A growing number of not-for-profit groups in the United States are providing the capital to help people break out of poverty. They're making business start-up loans of as little as $500. It's called micro-lending. In America's Pacific Northwest, for example, single moms, refugees and ex-convicts are using these small loans to start a wide range of enterprises.

A squeaky toy keeps Fergie, the dog, looking at the camera as Jamie Pflughoeft does a photo shoot at the Seattle Center. "I've always wanted to work with animals since I was a little kid," she confides.

The playful scene is a far cry from where the 34-year-old was a few years ago. Then, the freshly minted college grad was barely making a living. She scraped by as a part-time dog walker. Her idea for getting ahead was to borrow enough money to start a pet photography business.

"I'd been a member of my credit union for about ten years," she recalls, but "they turned me down. I applied for a personal line credit. I applied for a credit card and they turned me down due to lack of income. So I wasn't making enough money to apply for a loan."

An acquaintance suggested Pflughoeft approach a Seattle non-profit called Washington CASH. The group helped launch Cowbelly Pet Photography and Pet Art with a tiny loan. "Five hundred dollars doesn't sound like very much money, does it?" Pflughoeft marvels. "How do you start a business with $500? What I did was purchase a digital camera. It was about $600."

Pflughoeft paid back her first loan on schedule. Then she borrowed $1000 to buy brochures, postcards, and art materials. Repaid that. Now she's on her third loan and has all the business she can handle. That makes Pflughoeft a success story for the domestic version of an international anti-poverty strategy.
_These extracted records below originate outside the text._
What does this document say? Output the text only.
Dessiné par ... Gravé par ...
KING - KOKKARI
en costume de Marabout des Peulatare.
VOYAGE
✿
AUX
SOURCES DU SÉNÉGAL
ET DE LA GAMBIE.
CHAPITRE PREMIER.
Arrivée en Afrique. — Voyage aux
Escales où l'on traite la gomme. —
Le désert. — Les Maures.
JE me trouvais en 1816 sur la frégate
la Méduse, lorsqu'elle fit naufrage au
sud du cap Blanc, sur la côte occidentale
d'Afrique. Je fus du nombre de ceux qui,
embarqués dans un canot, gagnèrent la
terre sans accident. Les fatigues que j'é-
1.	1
Melany Brown runs the non-profit that supported Cowbelly's start up. "We're not a Third World, and yet we have immense poverty in this country," she points out. "And we're having more and more poverty."

The inspiration for Washington CASH was the Grameen Bank, a private micro-credit program launched in Bangladesh 30 years ago. It's since been replicated in many countries, including the United States. "What's so exciting about micro-lending in the United States is that it's a generational solution to poverty," Brown says. "It's not a stand-alone -- we solved it [solely] for one woman or one man. But their children see them as strong engaged citizens in our communities and, therefore, then their children become that."
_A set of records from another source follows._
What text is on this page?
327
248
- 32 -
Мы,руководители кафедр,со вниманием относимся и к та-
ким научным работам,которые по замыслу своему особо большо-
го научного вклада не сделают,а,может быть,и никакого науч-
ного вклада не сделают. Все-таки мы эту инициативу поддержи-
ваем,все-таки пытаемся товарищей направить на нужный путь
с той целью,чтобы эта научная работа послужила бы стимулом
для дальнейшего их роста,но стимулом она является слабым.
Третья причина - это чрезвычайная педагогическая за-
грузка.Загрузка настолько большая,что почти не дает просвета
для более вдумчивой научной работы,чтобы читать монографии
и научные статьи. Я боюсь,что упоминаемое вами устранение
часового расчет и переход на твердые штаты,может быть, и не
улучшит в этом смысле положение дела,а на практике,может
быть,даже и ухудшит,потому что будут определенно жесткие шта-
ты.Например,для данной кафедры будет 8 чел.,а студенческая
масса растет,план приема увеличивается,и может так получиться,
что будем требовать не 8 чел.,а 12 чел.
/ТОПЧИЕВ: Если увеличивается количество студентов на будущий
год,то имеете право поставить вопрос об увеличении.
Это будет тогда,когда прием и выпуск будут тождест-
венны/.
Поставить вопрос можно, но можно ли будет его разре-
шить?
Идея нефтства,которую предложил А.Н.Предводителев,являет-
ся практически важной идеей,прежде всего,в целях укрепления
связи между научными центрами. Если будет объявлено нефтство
Brown sees steady demand from low-income entrepreneurs. She makes loans to borrowers with no collateral -- customers no bank would deal with. Even so, Brown says the credit risk is not that great. "Our loan repayment rate fluctuates of course over time. But right now it hovers around 90 percent."

Micro-lenders around the Northwest have backed a wide range of new enterprises - from a plumbing franchise to an organic vegetable farm to a catering business.

As she whips up a pasta salad for a festival booth, Juli Woods, 49 - a recovered drug addict - says, "I just like cooking and I like seeing people happy eating my food. I mean, that warms my heart." This month, she'll make a presentation for her second micro-loan. It'll be for $1000 to buy a portable fryer machine.

Woods is thinking ahead about helping others who face the same hurdles she did. "What I'm going to do in my restaurant and in fact, I will be starting now in my next catering jobs and stuff, we're going to go to the drug treatment centers and hire people from there to help them get back into society and stuff. That's a hard part in people's lives, when they come out of prison or drug treatment to try to find a job and everything in society."

Interest payments on the tiny loans people like Juli Woods take out don't cover the lenders' costs. The American micro-credit industry relies on donors to keep their operations going. Analysts at the Aspen Institute, a private social policy research group, are urging the roughly 240 U.S. micro-lending organizations to consider merging or consolidating, so that they can achieve some of the business efficiencies enjoyed by micro-lenders elsewhere in the world.